Et ce n'est qu'un des aspects. Le grand patron de Bombardier, Alain Bellemare, a vivement rejeté l'hypothèse d'un analyste de Moody's Investors Service, qui estime que JetBlue aurait obtenu jusqu'à 72 % de rabais sur ses A220-300, mais on se doute bien que le transporteur a obtenu un bon prix. C'est pourquoi les réductions de coûts qu'Airbus entend réaliser du côté des approvisionnements et de la production, en faisant jouer sa masse critique et son expertise, seront si importantes. Ces gains attendus d'Airbus s'ajoutent à d'autres atouts, difficilement quantifiables, mais déterminants aux yeux des clients, comme la réputation et la performance historique. 

Personne ne se demande si Airbus sera capable de livrer des avions de 100 à 150 places et d'en assurer le suivi ni si elle sera encore là dans cinq ou dix ans. Ces doutes ont pesé sur la C Series depuis le début, et Bombardier n'était pas partie pour en triompher seule.

Le succès de la coentreprise est encore loin d'être assuré. La taille du marché potentiel pour ce type d'appareil, qui a toujours été vu comme limité, est encore incertaine. Mais la succession de commandes des derniers mois confirme la valeur de l'appareil. Elle montre aussi qu'Airbus, si elle n'a rien eu à payer pour sa participation majoritaire dans la Société en commandite Avions C Series, est déterminée à travailler pour la valoriser.
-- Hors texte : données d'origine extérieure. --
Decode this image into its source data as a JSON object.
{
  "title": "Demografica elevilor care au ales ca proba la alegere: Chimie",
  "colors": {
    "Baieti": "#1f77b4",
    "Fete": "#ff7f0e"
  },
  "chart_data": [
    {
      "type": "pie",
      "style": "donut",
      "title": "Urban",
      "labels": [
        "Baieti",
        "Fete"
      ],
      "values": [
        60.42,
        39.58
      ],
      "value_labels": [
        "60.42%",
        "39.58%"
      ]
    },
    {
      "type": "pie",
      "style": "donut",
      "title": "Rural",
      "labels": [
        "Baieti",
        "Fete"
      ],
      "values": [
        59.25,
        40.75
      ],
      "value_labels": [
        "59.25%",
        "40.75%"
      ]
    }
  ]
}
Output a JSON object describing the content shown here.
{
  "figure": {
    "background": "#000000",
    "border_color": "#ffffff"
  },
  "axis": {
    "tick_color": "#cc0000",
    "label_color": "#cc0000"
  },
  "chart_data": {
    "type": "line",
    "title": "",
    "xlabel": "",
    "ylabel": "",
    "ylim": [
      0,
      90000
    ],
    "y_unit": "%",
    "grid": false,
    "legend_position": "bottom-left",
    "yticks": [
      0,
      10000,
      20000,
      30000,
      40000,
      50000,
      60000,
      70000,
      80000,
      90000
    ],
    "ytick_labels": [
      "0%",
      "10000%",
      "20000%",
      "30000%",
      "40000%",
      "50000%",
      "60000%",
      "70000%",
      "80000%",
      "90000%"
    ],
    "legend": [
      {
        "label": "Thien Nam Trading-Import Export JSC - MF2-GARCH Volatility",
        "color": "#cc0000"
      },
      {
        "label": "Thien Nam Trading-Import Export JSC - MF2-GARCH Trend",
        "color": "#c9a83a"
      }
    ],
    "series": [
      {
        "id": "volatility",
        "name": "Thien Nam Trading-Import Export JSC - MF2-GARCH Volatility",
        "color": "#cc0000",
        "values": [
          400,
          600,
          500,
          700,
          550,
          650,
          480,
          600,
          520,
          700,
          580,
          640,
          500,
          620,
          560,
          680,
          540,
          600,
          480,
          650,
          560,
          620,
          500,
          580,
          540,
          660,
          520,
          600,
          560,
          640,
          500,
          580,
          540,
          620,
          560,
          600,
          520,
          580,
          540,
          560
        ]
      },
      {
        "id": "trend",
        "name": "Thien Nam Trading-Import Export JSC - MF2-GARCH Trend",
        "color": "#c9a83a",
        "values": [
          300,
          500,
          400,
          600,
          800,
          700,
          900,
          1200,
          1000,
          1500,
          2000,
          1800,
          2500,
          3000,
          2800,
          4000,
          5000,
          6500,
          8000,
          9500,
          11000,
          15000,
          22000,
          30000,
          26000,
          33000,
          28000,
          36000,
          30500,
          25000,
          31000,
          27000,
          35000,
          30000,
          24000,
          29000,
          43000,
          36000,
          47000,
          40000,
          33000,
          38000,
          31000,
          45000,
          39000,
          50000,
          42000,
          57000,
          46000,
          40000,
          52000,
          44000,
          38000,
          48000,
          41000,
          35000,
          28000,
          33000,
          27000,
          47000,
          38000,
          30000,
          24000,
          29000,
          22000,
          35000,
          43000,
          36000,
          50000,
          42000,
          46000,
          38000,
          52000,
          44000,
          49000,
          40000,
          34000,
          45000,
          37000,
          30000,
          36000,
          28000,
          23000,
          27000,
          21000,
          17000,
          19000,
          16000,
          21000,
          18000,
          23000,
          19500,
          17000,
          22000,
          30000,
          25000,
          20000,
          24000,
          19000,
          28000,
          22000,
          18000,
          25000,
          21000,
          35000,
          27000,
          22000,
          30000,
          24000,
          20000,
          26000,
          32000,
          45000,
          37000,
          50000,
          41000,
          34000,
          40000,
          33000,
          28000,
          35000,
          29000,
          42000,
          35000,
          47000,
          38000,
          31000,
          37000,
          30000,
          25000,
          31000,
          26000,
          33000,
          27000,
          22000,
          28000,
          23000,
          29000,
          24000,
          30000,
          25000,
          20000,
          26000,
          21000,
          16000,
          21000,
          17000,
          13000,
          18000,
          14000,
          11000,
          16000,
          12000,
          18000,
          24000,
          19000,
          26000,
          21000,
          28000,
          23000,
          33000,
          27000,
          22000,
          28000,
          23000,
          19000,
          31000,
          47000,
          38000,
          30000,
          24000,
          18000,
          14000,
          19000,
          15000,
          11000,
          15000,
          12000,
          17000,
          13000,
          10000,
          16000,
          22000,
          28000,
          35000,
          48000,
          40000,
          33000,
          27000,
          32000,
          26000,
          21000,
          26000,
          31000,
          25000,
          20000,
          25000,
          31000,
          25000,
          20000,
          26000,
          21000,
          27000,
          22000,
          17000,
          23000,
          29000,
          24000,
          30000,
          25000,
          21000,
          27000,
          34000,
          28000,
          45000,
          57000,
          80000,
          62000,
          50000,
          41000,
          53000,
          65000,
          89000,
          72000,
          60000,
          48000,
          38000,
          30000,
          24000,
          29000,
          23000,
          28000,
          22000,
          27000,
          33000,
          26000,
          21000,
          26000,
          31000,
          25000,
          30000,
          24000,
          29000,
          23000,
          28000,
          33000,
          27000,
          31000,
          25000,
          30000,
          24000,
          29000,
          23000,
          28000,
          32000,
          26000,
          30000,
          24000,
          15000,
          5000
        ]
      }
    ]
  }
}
Ce sont des signaux encourageants pour les 1,3 milliard de dollars investis par Québec en 2015. Cette prise de participation a suscité beaucoup de scepticisme au moment de son annonce, y compris de notre part. Le besoin de liquidités ne faisait pas de doute, mais les fonds publics versés par Québec dans ce projet menacé ressemblaient plus à une avance de fonds qu'à un investissement. Évidemment, un gouvernement peut toujours comptabiliser les emplois, l'activité économique ou les recettes fiscales dans la colonne du rendement. Sauf que si ce sont ses seuls gains ou, pire, que l'État perd de l'argent, ce n'est plus un investissement, mais une subvention.

La valeur marchande de cette participation, même si elle ne représente plus que 16 % de la coentreprise, est aujourd'hui de 1,1 à 1,3 milliard, affirme la ministre de l'Économie Dominique Anglade en citant l'évaluation commandée par Québec à la firme KPMG. 

En l'absence des détails, et d'une opinion de la vérificatrice générale qui a indiqué ne pas avoir toutes les données dont elle avait besoin pour se prononcer, il faudra voir au moment de la vente, qui n'est pas permise avant 2023.

Les bons de souscription obtenus avec la transaction, par contre, sont devenus nettement plus attrayants. Ces droits d'acheter des actions de classe B de Bombardier à 2,21 $ pièce avaient aussi été accueillis avec beaucoup de scepticisme à l'automne 2015. Au cours actuel, c'est une autre histoire. Aux prix auxquels s'échangeait le titre à la fin de la semaine dernière, les 100 millions de bons de souscription détenus par Québec auraient rapporté bien au-delà de 250 millions. Une partie de ces bons doit être exercée d'ici juin 2021, le reste avant septembre de la même année. Plusieurs analystes, encouragés par le regain des jets d'affaires et la vigueur du transport sur rail, s'attendent toutefois à ce que le titre continue à progresser. Ce sera au gouvernement de trouver le meilleur moment.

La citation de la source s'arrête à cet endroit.